Nick heard Essex pacing.
“What do you think of Holt?”
“I think he’s very clever,” Annie said. “I think he needs watching.”
“That’s your job, then. I can’t rely on Edmund. Although he did do us a favor by saving Holt’s life. I confess I didn’t think he had it in him. I was trying to come up with a way to get close to Walsingham’s network, and Edmund delivered Holt for us. Walsingham’s planning some kind of coup, I feel it in my bones, and I’ll be damned if I’m going to let him make me look like an amateur if he pulls it off. I intend to use Holt to find out.”
“He won’t give up anything,” Annie said. “He plays his cards too close to his chest.”
“Use your charm, Annie. God knows it worked with me.”
Nick chanced another look through the window and saw Annie put her arms around Essex’s neck. Then she kissed him. Essex gave a deep groan, pushed her against a wall, and started fumbling with her skirts. Over his shoulder, Annie looked straight at Nick through the window and winked.
Startled, Nick ducked out of sight. She had been aware of his presence all along. He felt like a fool.
The most valuable thing he had learned was that Annie had been away from London for two weeks, exactly corresponding to the time Nick himself had been following del Toro to Oxford and back. Essex’s comment about Annie’s disguises made him wonder if the whore he had seen in The Spotted Cow had in fact been Annie. If this was so, who was she working for, seeing as Essex had not known where she was? Was she a double agent for the Spanish?
Nick suspected that Annie would do anything to reinstate the former glory of her family, and if the Queen was dragging her feet in providing money and support, then perhaps the Spanish were a better bet. Catholic Ireland had long been an ally of Spain, one of the reasons the English wanted to get a foothold there to prevent Spain from launching an invasion from both east and west. Was Annie capable of changing political allegiances as easily as she assumed disguises? One moment a whore, the next a fine lady and the lover of an earl? No one, Nick suspected, least of all Essex, knew who the real Annie was. That made her supremely dangerous.
* * *
Bankside
“Stuff what Walsingham said about you working alone,” John said. “From now on, I’m going to stick to you like glue.”
Nick had just finished telling John about the conversation he had overheard at Leicester House and how Essex was using him to find out what Walsingham was up to, not just who had killed Winchelsea. He also told him of his suspicions about Annie.
As the son of the old Earl of Blackwell’s steward, John was not only loyal to Nick as a friend but fanatically loyal to the entire Holt family. Nick knew it was useless to beg John to reconsider, and when he thought about it, he concluded that he did indeed need a guardian angel at his back if he was going to negotiate the treacherous waters he now fou
nd himself in.
More and more, Nick was beginning to feel as if he were being used as a pawn in a very complicated game. He could not put his finger on who was the prime mover, whether Walsingham or Essex or Annie, but he was convinced that one of them was orchestrating these events. Walsingham had stonewalled him when Nick had asked who Winchelsea had been following that night to Wood Wharf. He knew he had to find this out another way. Another reason he needed John.
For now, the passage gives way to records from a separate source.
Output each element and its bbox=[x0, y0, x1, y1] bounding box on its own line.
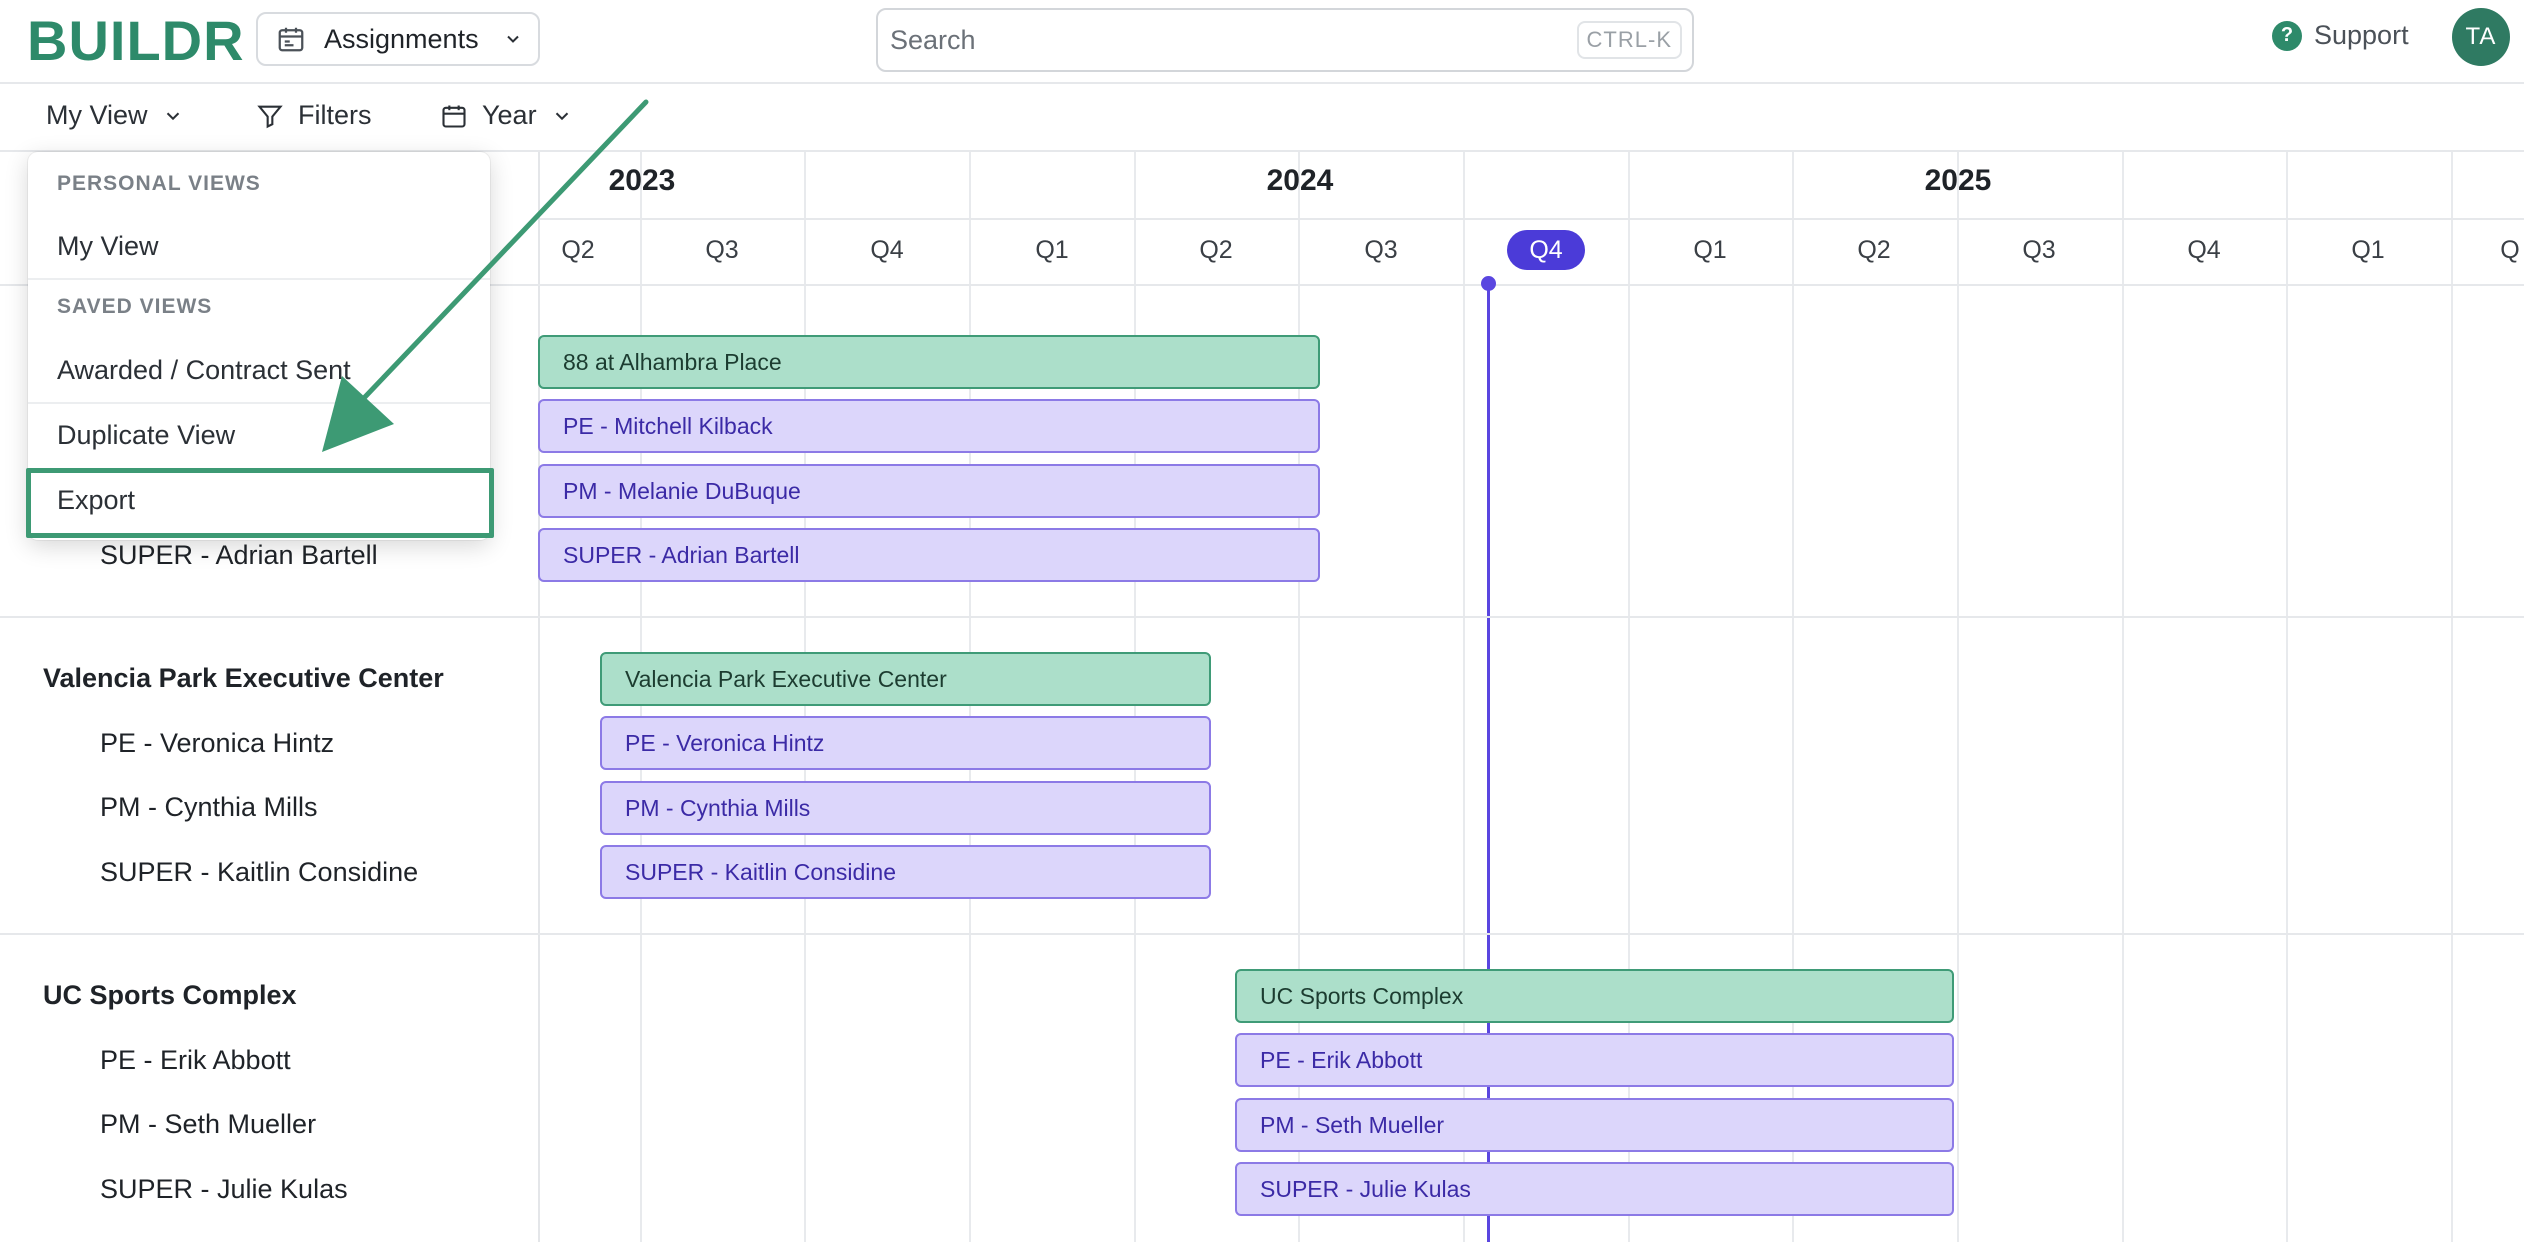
help-icon: ? bbox=[2272, 20, 2302, 51]
member-label: SUPER - Kaitlin Considine bbox=[100, 857, 419, 887]
member-label: SUPER - Julie Kulas bbox=[100, 1174, 348, 1204]
filters-button[interactable]: Filters bbox=[256, 100, 372, 131]
chevron-down-icon bbox=[506, 35, 519, 43]
view-selector-button[interactable]: My View bbox=[46, 100, 184, 131]
gridline bbox=[1957, 152, 1959, 1242]
support-link[interactable]: ? Support bbox=[2272, 20, 2409, 51]
export-label: Export bbox=[57, 485, 136, 515]
quarter-label: Q1 bbox=[1693, 236, 1727, 264]
assignment-bar[interactable]: SUPER - Kaitlin Considine bbox=[600, 845, 1211, 899]
assignment-bar[interactable]: PE - Erik Abbott bbox=[1235, 1033, 1954, 1087]
quarter-label: Q2 bbox=[1857, 236, 1891, 264]
calendar-icon bbox=[442, 105, 466, 128]
menu-item-my-view[interactable]: My View bbox=[57, 231, 159, 262]
toolbar: My View Filters Year bbox=[0, 84, 2524, 152]
range-selector-button[interactable]: Year bbox=[440, 100, 573, 131]
member-label: SUPER - Adrian Bartell bbox=[100, 540, 378, 570]
member-label: PM - Cynthia Mills bbox=[100, 792, 318, 822]
member-label: PE - Veronica Hintz bbox=[100, 728, 335, 758]
quarter-label: Q bbox=[2500, 236, 2520, 264]
assignment-bar[interactable]: PM - Cynthia Mills bbox=[600, 781, 1211, 835]
header-divider bbox=[538, 218, 2524, 220]
assignment-bar[interactable]: PM - Seth Mueller bbox=[1235, 1098, 1954, 1152]
quarter-label: Q2 bbox=[1199, 236, 1233, 264]
current-quarter-badge: Q4 bbox=[1507, 230, 1585, 270]
support-label: Support bbox=[2314, 20, 2409, 50]
chevron-down-icon bbox=[555, 112, 568, 120]
quarter-label: Q3 bbox=[705, 236, 739, 264]
left-column-border bbox=[538, 152, 540, 1242]
assignment-bar[interactable]: PE - Mitchell Kilback bbox=[538, 399, 1320, 453]
saved-views-header: SAVED VIEWS bbox=[57, 295, 213, 318]
quarter-label: Q1 bbox=[2351, 236, 2385, 264]
assignment-bar[interactable]: SUPER - Adrian Bartell bbox=[538, 528, 1320, 582]
quarter-label: Q4 bbox=[870, 236, 904, 264]
calendar-icon bbox=[278, 27, 304, 52]
range-selector-label: Year bbox=[482, 100, 537, 130]
top-nav: BUILDR Assignments Search CTRL-K ? Suppo… bbox=[0, 0, 2524, 84]
menu-item-saved-view[interactable]: Awarded / Contract Sent bbox=[57, 355, 351, 386]
quarter-label: Q4 bbox=[2187, 236, 2221, 264]
group-divider bbox=[0, 616, 2524, 618]
assignment-bar[interactable]: PM - Melanie DuBuque bbox=[538, 464, 1320, 518]
today-marker bbox=[1481, 276, 1496, 291]
filter-icon bbox=[257, 105, 283, 128]
filters-label: Filters bbox=[298, 100, 372, 130]
module-label: Assignments bbox=[324, 23, 479, 54]
gridline bbox=[2286, 152, 2288, 1242]
year-label: 2025 bbox=[1924, 164, 1992, 197]
avatar[interactable]: TA bbox=[2452, 8, 2510, 66]
view-selector-label: My View bbox=[46, 100, 148, 130]
assignment-bar[interactable]: SUPER - Julie Kulas bbox=[1235, 1162, 1954, 1216]
project-label: Valencia Park Executive Center bbox=[43, 663, 444, 693]
search-shortcut-badge: CTRL-K bbox=[1576, 21, 1682, 59]
quarter-label: Q2 bbox=[561, 236, 595, 264]
quarter-label: Q3 bbox=[1364, 236, 1398, 264]
project-bar[interactable]: Valencia Park Executive Center bbox=[600, 652, 1211, 706]
menu-divider bbox=[28, 278, 490, 280]
search-placeholder: Search bbox=[890, 24, 976, 55]
search-input[interactable]: Search CTRL-K bbox=[876, 8, 1694, 72]
member-label: PE - Erik Abbott bbox=[100, 1045, 291, 1075]
year-label: 2023 bbox=[608, 164, 676, 197]
project-label: UC Sports Complex bbox=[43, 980, 297, 1010]
quarter-label: Q3 bbox=[2022, 236, 2056, 264]
group-divider bbox=[0, 933, 2524, 935]
project-bar[interactable]: UC Sports Complex bbox=[1235, 969, 1954, 1023]
gridline bbox=[2451, 152, 2453, 1242]
assignment-bar[interactable]: PE - Veronica Hintz bbox=[600, 716, 1211, 770]
gridline bbox=[2122, 152, 2124, 1242]
year-label: 2024 bbox=[1266, 164, 1334, 197]
module-switcher[interactable]: Assignments bbox=[256, 12, 540, 66]
project-bar[interactable]: 88 at Alhambra Place bbox=[538, 335, 1320, 389]
menu-divider bbox=[28, 402, 490, 404]
quarter-label: Q1 bbox=[1035, 236, 1069, 264]
chevron-down-icon bbox=[166, 112, 179, 120]
menu-item-duplicate-view[interactable]: Duplicate View bbox=[57, 420, 235, 451]
personal-views-header: PERSONAL VIEWS bbox=[57, 172, 261, 195]
logo[interactable]: BUILDR bbox=[27, 10, 245, 72]
member-label: PM - Seth Mueller bbox=[100, 1109, 317, 1139]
As for the assassination attempt on him, Nick was becoming more and more convinced it had something to do with his surveillance of del Toro. But whether it was the missing Spaniard who had arranged the ambush on the London Road or someone else and for some other reason, Nick did not know. Perhaps if Nick used himself as bait while John watched from the shadows, they would be able to lure the assassin into the open. If Walsingham and Essex could play a double game, then so could Nick.
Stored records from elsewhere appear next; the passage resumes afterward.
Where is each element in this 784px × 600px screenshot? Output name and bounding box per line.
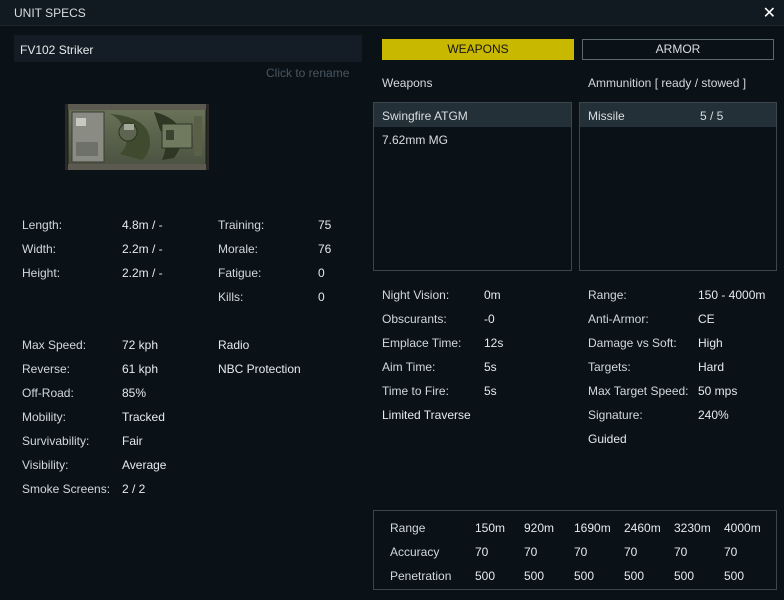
morale-label: Morale: [218,242,259,256]
kills-label: Kills: [218,290,244,304]
survivability-label: Survivability: [22,434,90,448]
rename-hint: Click to rename [266,66,350,80]
morale-value: 76 [318,242,332,256]
width-label: Width: [22,242,57,256]
penetration-cell: 500 [574,569,595,583]
guided-note: Guided [588,432,627,446]
width-value: 2.2m / - [122,242,163,256]
accuracy-cell: 70 [524,545,538,559]
emplace-time-value: 12s [484,336,504,350]
unit-name-field[interactable]: FV102 Striker [14,35,362,62]
penetration-cell: 500 [674,569,695,583]
targets-value: Hard [698,360,725,374]
reverse-label: Reverse: [22,362,71,376]
signature-label: Signature: [588,408,643,422]
max-speed-value: 72 kph [122,338,159,352]
visibility-value: Average [122,458,167,472]
penetration-cell: 500 [724,569,745,583]
off-road-label: Off-Road: [22,386,74,400]
signature-value: 240% [698,408,729,422]
range-cell: 4000m [724,521,761,535]
survivability-value: Fair [122,434,143,448]
smoke-screens-label: Smoke Screens: [22,482,111,496]
feature-nbc-protection: NBC Protection [218,362,301,376]
fatigue-value: 0 [318,266,325,280]
training-label: Training: [218,218,265,232]
aim-time-label: Aim Time: [382,360,436,374]
window-title: UNIT SPECS [14,6,86,20]
range-cell: 3230m [674,521,711,535]
smoke-screens-value: 2 / 2 [122,482,146,496]
time-to-fire-value: 5s [484,384,497,398]
title-bar: UNIT SPECS ✕ [0,0,784,26]
accuracy-cell: 70 [475,545,489,559]
height-label: Height: [22,266,61,280]
ammo-count: 5 / 5 [700,109,724,123]
max-target-speed-value: 50 mps [698,384,738,398]
ammunition-list: Missile 5 / 5 [579,102,777,271]
length-label: Length: [22,218,63,232]
feature-radio: Radio [218,338,250,352]
accuracy-row-label: Accuracy [390,545,440,559]
obscurants-value: -0 [484,312,495,326]
penetration-cell: 500 [524,569,545,583]
range-cell: 920m [524,521,555,535]
tab-weapons[interactable]: WEAPONS [382,39,574,60]
max-speed-label: Max Speed: [22,338,87,352]
weapons-list: Swingfire ATGM 7.62mm MG [373,102,572,271]
night-vision-label: Night Vision: [382,288,450,302]
off-road-value: 85% [122,386,147,400]
ammunition-header: Ammunition [ ready / stowed ] [588,76,747,90]
range-value: 150 - 4000m [698,288,766,302]
range-cell: 2460m [624,521,661,535]
accuracy-cell: 70 [574,545,588,559]
damage-vs-soft-value: High [698,336,723,350]
tab-armor[interactable]: ARMOR [582,39,774,60]
ammo-item-missile[interactable]: Missile 5 / 5 [580,103,776,127]
max-target-speed-label: Max Target Speed: [588,384,689,398]
emplace-time-label: Emplace Time: [382,336,462,350]
mobility-label: Mobility: [22,410,67,424]
penetration-cell: 500 [475,569,496,583]
range-row-label: Range [390,521,426,535]
close-icon[interactable]: ✕ [763,3,776,23]
ammo-name: Missile [588,109,625,123]
anti-armor-label: Anti-Armor: [588,312,649,326]
training-value: 75 [318,218,332,232]
range-table: Range 150m 920m 1690m 2460m 3230m 4000m … [373,510,777,590]
weapons-header: Weapons [382,76,433,90]
range-cell: 1690m [574,521,611,535]
weapon-item-swingfire[interactable]: Swingfire ATGM [374,103,571,127]
fatigue-label: Fatigue: [218,266,262,280]
length-value: 4.8m / - [122,218,163,232]
range-label: Range: [588,288,627,302]
obscurants-label: Obscurants: [382,312,447,326]
kills-value: 0 [318,290,325,304]
height-value: 2.2m / - [122,266,163,280]
vehicle-image [65,104,209,170]
penetration-row-label: Penetration [390,569,452,583]
mobility-value: Tracked [122,410,165,424]
night-vision-value: 0m [484,288,501,302]
targets-label: Targets: [588,360,631,374]
anti-armor-value: CE [698,312,715,326]
accuracy-cell: 70 [724,545,738,559]
penetration-cell: 500 [624,569,645,583]
reverse-value: 61 kph [122,362,159,376]
visibility-label: Visibility: [22,458,69,472]
aim-time-value: 5s [484,360,497,374]
weapon-item-mg[interactable]: 7.62mm MG [374,127,571,151]
range-cell: 150m [475,521,506,535]
damage-vs-soft-label: Damage vs Soft: [588,336,677,350]
accuracy-cell: 70 [624,545,638,559]
limited-traverse-note: Limited Traverse [382,408,471,422]
accuracy-cell: 70 [674,545,688,559]
time-to-fire-label: Time to Fire: [382,384,449,398]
They were walking along the bank of the Thames at dusk in order to keep their conversation from the ears of Maggie and any patrons of The Black Sheep who were beginning to straggle in after work. Maggie had looked at them oddly as they left, obviously thinking it was a strange time to go for a stroll in one of the most dangerous places in London. Nick knew she would pump John for information when they returned but also knew his friend would lie through his teeth, even to his beloved wife, to protect Nick’s cover as a secret agent.